Joe’s Notes: JJ Redick Went to Duke

I don’t want to like the JJ Redick hire. It’s annoying. It’s unserious. The Lakers, who hope to secure LeBron James’s services for the final two (?) years of his career, hired LeBron James’s podcast cohost. The Lakers, the most iconic team in the NBA, responded to the NBA–as–reality–TV movement by hiring one of its pioneers. The Lakers, villainous at their best, hired one of the biggest basketball villains of the 2000’s. JJ Redick is an obnoxious hire, and while the Dan Hurley dalliance at least knocked the production down a peg, the whole thing is too strong an embodiment of LeBron James’s NBA for many of us to stomach.

Unfortunately, I like the JJ Redick hire.

It’s risky. The downside is huge. If this falls on its face—and it might—it will play out in far more embarrassing fashion than it did with the last six hires. But the downside was there with any realistic candidate the Lakers could pick. The best sitting coaches were all entrenched in their current roles. Erik Spoelstra wasn’t going to leave Miami. Mike Malone wasn’t going to leave Nikola Jokić. Gregg Popovich wasn’t going to leave the Spurs, and at his age, he’ll soon be too old to do much besides run for president. The Lakers could have hired someone unproven but promising, but that didn’t work very well with Darvin Ham or Luke Walton or Byron Scott or even really Frank Vogel, whom it’s easy to forget won a championship. There was no Phil Jackson in the free agent coaching market. There was no slam dunk candidate.

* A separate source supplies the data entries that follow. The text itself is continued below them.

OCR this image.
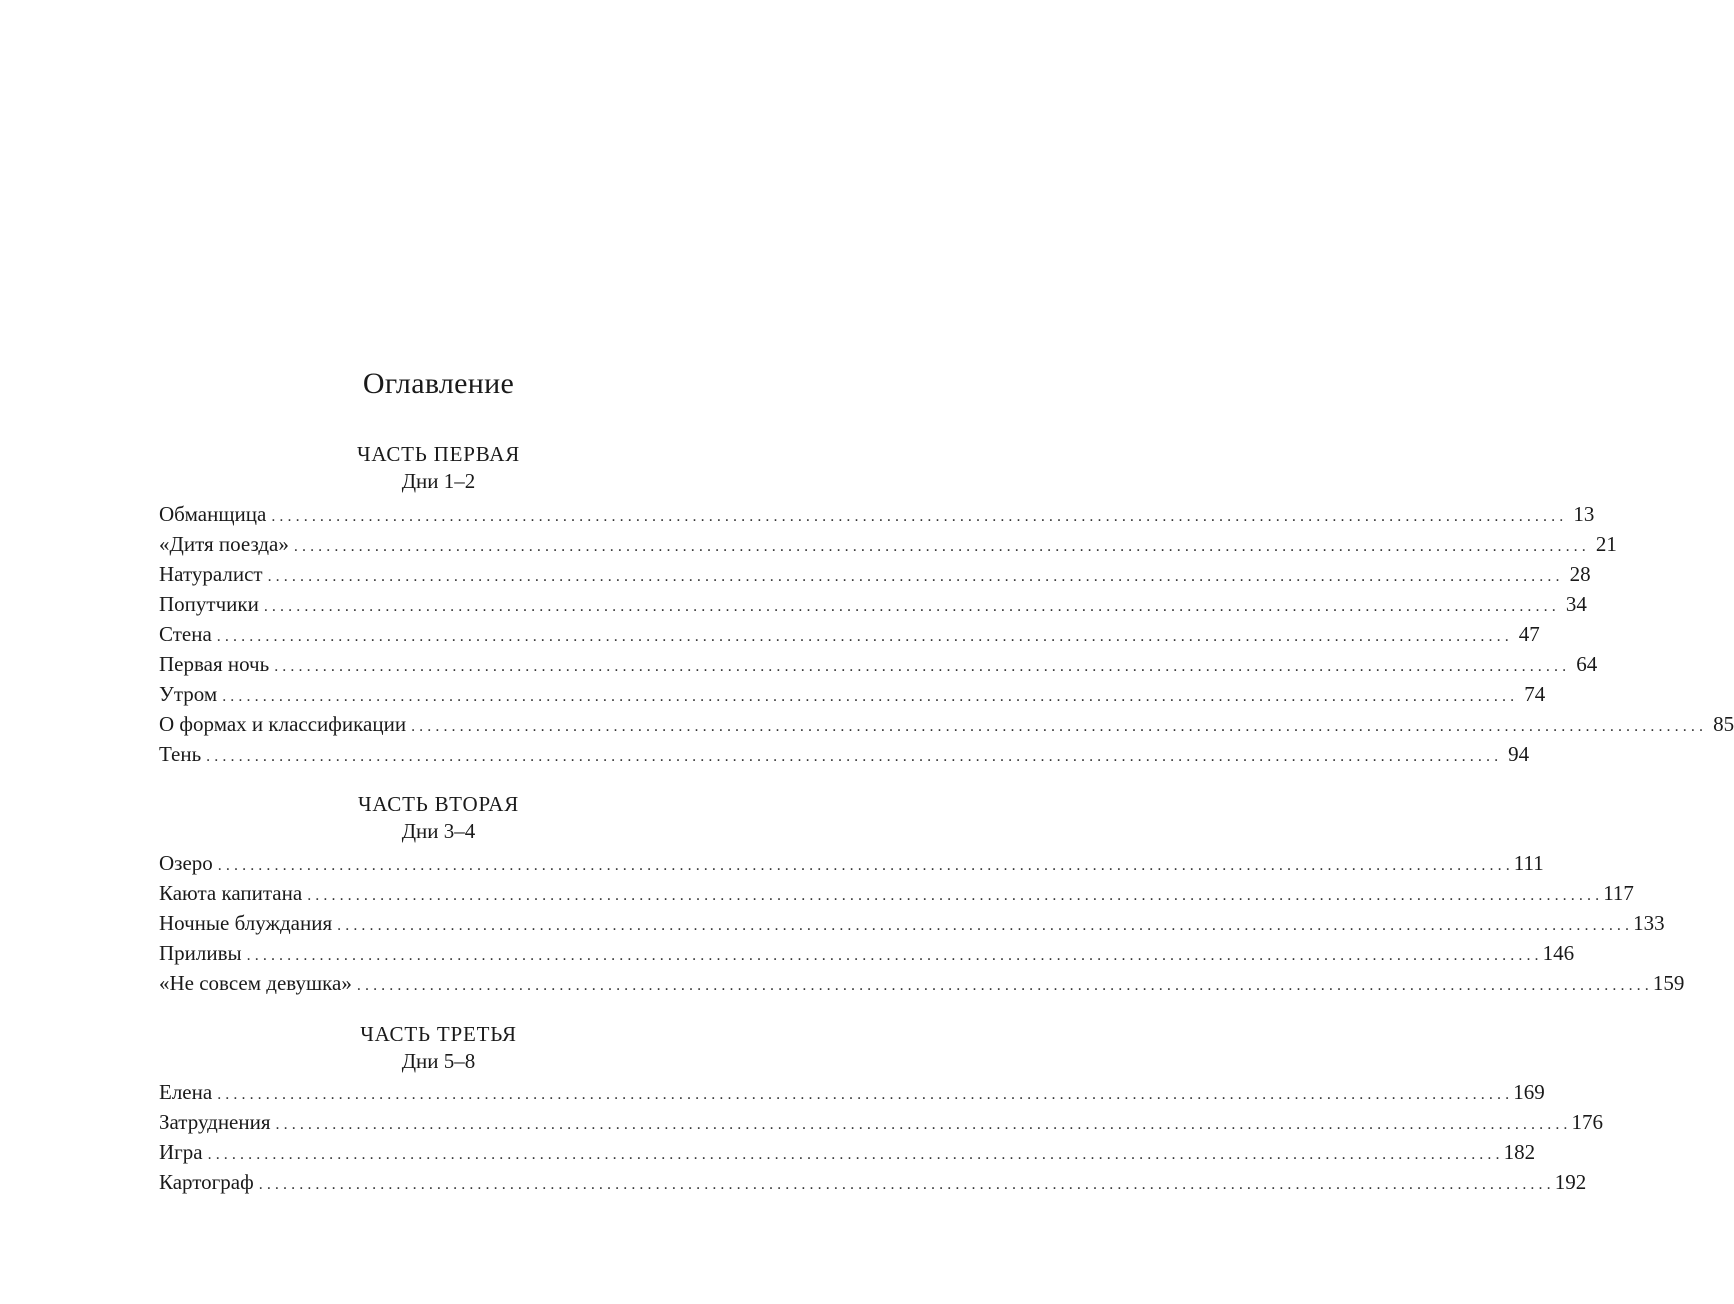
Оглавление
ЧАСТЬ ПЕРВАЯ
Дни 1–2
Обманщица ................................................................................................................................................................ 13
«Дитя поезда» ................................................................................................................................................................ 21
Натуралист ................................................................................................................................................................ 28
Попутчики ................................................................................................................................................................ 34
Стена ................................................................................................................................................................ 47
Первая ночь ................................................................................................................................................................ 64
Утром ................................................................................................................................................................ 74
О формах и классификации ................................................................................................................................................................ 85
Тень ................................................................................................................................................................ 94
ЧАСТЬ ВТОРАЯ
Дни 3–4
Озеро ................................................................................................................................................................ 111
Каюта капитана ................................................................................................................................................................ 117
Ночные блуждания ................................................................................................................................................................ 133
Приливы ................................................................................................................................................................ 146
«Не совсем девушка» ................................................................................................................................................................ 159
ЧАСТЬ ТРЕТЬЯ
Дни 5–8
Елена ................................................................................................................................................................ 169
Затруднения ................................................................................................................................................................ 176
Игра ................................................................................................................................................................ 182
Картограф ................................................................................................................................................................ 192
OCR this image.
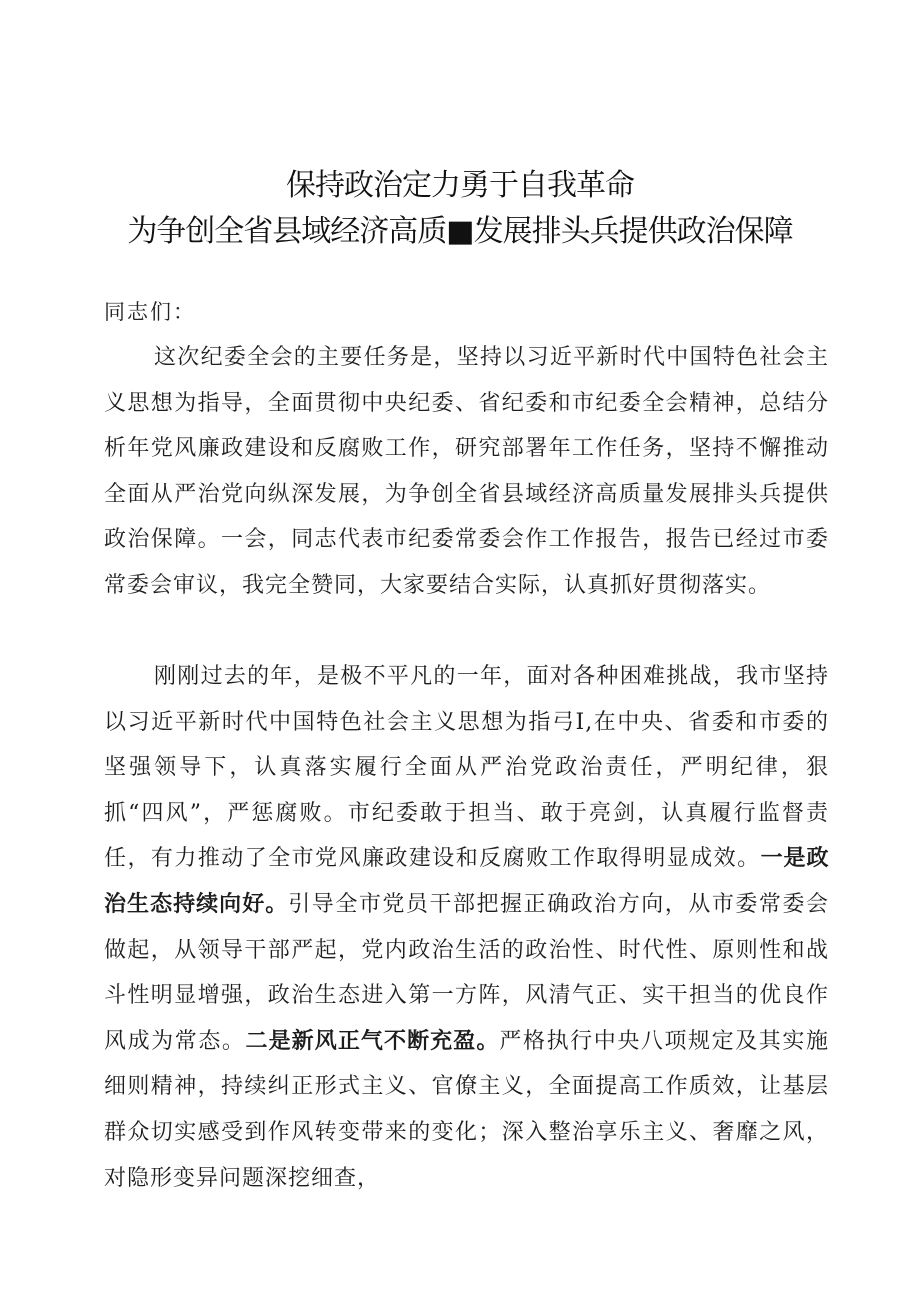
保持政治定力勇于自我革命
为争创全省县域经济高质■发展排头兵提供政治保障
同志们：

这次纪委全会的主要任务是，坚持以习近平新时代中国特色社会主义思想为指导，全面贯彻中央纪委、省纪委和市纪委全会精神，总结分析年党风廉政建设和反腐败工作，研究部署年工作任务，坚持不懈推动全面从严治党向纵深发展，为争创全省县域经济高质量发展排头兵提供政治保障。一会，同志代表市纪委常委会作工作报告，报告已经过市委常委会审议，我完全赞同，大家要结合实际，认真抓好贯彻落实。

刚刚过去的年，是极不平凡的一年，面对各种困难挑战，我市坚持以习近平新时代中国特色社会主义思想为指弓I,在中央、省委和市委的坚强领导下，认真落实履行全面从严治党政治责任，严明纪律，狠抓“四风”，严惩腐败。市纪委敢于担当、敢于亮剑，认真履行监督责任，有力推动了全市党风廉政建设和反腐败工作取得明显成效。一是政治生态持续向好。引导全市党员干部把握正确政治方向，从市委常委会做起，从领导干部严起，党内政治生活的政治性、时代性、原则性和战斗性明显增强，政治生态进入第一方阵，风清气正、实干担当的优良作风成为常态。二是新风正气不断充盈。严格执行中央八项规定及其实施细则精神，持续纠正形式主义、官僚主义，全面提高工作质效，让基层群众切实感受到作风转变带来的变化；深入整治享乐主义、奢靡之风，对隐形变异问题深挖细查，
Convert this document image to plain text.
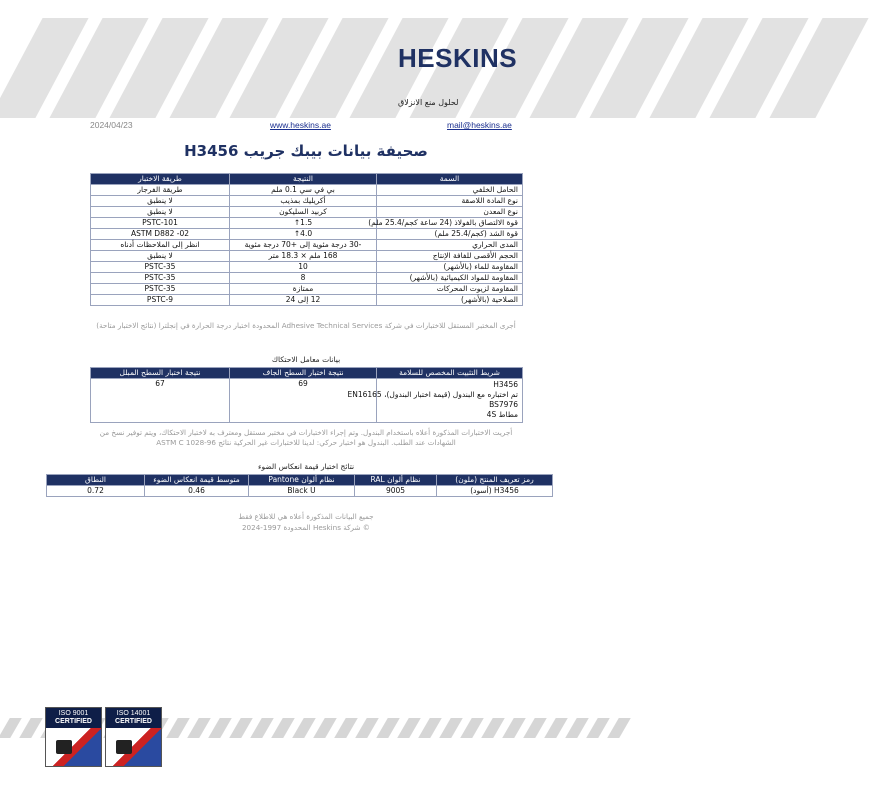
HESKINS
لحلول منع الانزلاق
2024/04/23	www.heskins.ae	mail@heskins.ae
صحيفة بيانات بيبك جريب H3456
السمة	النتيجة	طريقة الاختبار
الحامل الخلفي	بي في سي 0.1 ملم	طريقة الفرجار
نوع المادة اللاصقة	أكريليك بمذيب	لا ينطبق
نوع المعدن	كربيد السليكون	لا ينطبق
قوة الالتصاق بالفولاذ (24 ساعة كجم/25.4 ملم)	1.5↑	PSTC-101
قوة الشد (كجم/25.4 ملم)	4.0↑	ASTM D882 -02
المدى الحراري	-30 درجة مئوية إلى +70 درجة مئوية	انظر إلى الملاحظات أدناه
الحجم الأقصى للفافة الإنتاج	168 ملم × 18.3 متر	لا ينطبق
المقاومة للماء (بالأشهر)	10	PSTC-35
المقاومة للمواد الكيميائية (بالأشهر)	8	PSTC-35
المقاومة لزيوت المحركات	ممتازة	PSTC-35
الصلاحية (بالأشهر)	12 إلى 24	PSTC-9
أجرى المختبر المستقل للاختبارات في شركة Adhesive Technical Services المحدودة اختبار درجة الحرارة في إنجلترا (نتائج الاختبار متاحة)
بيانات معامل الاحتكاك
شريط التثبيت المخصص للسلامة	نتيجة اختبار السطح الجاف	نتيجة اختبار السطح المبلل

H3456
تم اختباره مع البندول (قيمة اختبار البندول)، EN16165
BS7976
مطاط 4S	69	67
أجريت الاختبارات المذكورة أعلاه باستخدام البندول. وتم إجراء الاختبارات في مختبر مستقل ومعترف به لاختبار الاحتكاك، ويتم توفير نسخ من الشهادات عند الطلب. البندول هو اختبار حركي: لدينا للاختبارات غير الحركية نتائج ASTM C 1028-96
نتائج اختبار قيمة انعكاس الضوء
رمز تعريف المنتج (ملون)	نظام ألوان RAL	نظام ألوان Pantone	متوسط قيمة انعكاس الضوء	النطاق
H3456 (أسود)	9005	Black U	0.46	0.72
جميع البيانات المذكورة أعلاه هي للاطلاع فقط
© شركة Heskins المحدودة 1997-2024
ISO 9001
CERTIFIED
ISO 14001
CERTIFIED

Instead, the Lakers went with a recently retired player who’s well-respected and well-connected throughout the NBA. They brought a guy to Hollywood who’s used to the limelight. They signed a man who’s a big enough deal to not be intimidated by a stable of stars, or by one particular star in that stable who’s past his prime and prone to playing GM. (Sometimes, this even happens without his direct request. Sometimes, the Lakers do things LeBron James reportedly didn’t even ask for, like hiring his podcast cohost to be his head coach or preparing to draft a gamble in the form of his son.)

The concern with JJ Redick is the basketball part. He knows his X’s and O’s, but he isn’t some diamond-honed proven tactician. He knows how NBA teams operate, but he’s never operated one himself. The known factor is that he won’t shrink from the spotlight. The Lakers hired someone who will deal with the external factors well. On the basketball side of the equation, they’re content to hope.

I’m bullish on that basketball side, and for a possibly dumb reason: JJ Redick went to Duke. He’s a Duke graduate. I don’t mean this as some bow to Durham’s ivory tower, but I suppose that’s what it is. There’s a reason so many businesses and other organizations hire Duke graduates in their pursuit of effective leaders.

JJ Redick is thoughtful and intentional. He’s shrewd and savvy. He’s already demonstrated satisfactory familiarity with his vulnerabilities, with much of his campaign for the role reportedly centered on his plan to recruit top assistants. There’s a strategy vs. sales rift in the NBA, and Redick is firmly a sales-type. But that doesn’t mean he can’t figure out strategy, and it doesn’t mean he won’t. He’s ready for the drama. It won’t be a surprise if he figures out everything else.

Miscellany

  • The Panthers are still the favorites, being the better hockey team and holding that one-game lead, but is Connor McDavid the Conn Smythe favorite now? Futures markets are inefficient, and for individual awards they’re often a horse race, but markets are heavily on his side. As a huge dork, I do love when MVP awards go to players who lost. How valuable a player is impacts his or her team’s chance of winning, but individual player value and team success are loosely correlated.
  • Another thing I love, as a huge dork, is NASCAR going to New Hampshire around the summer solstice. I’m pretty sure that’s the northernmost race, with Road America off the schedule and Portland and Montreal not on it.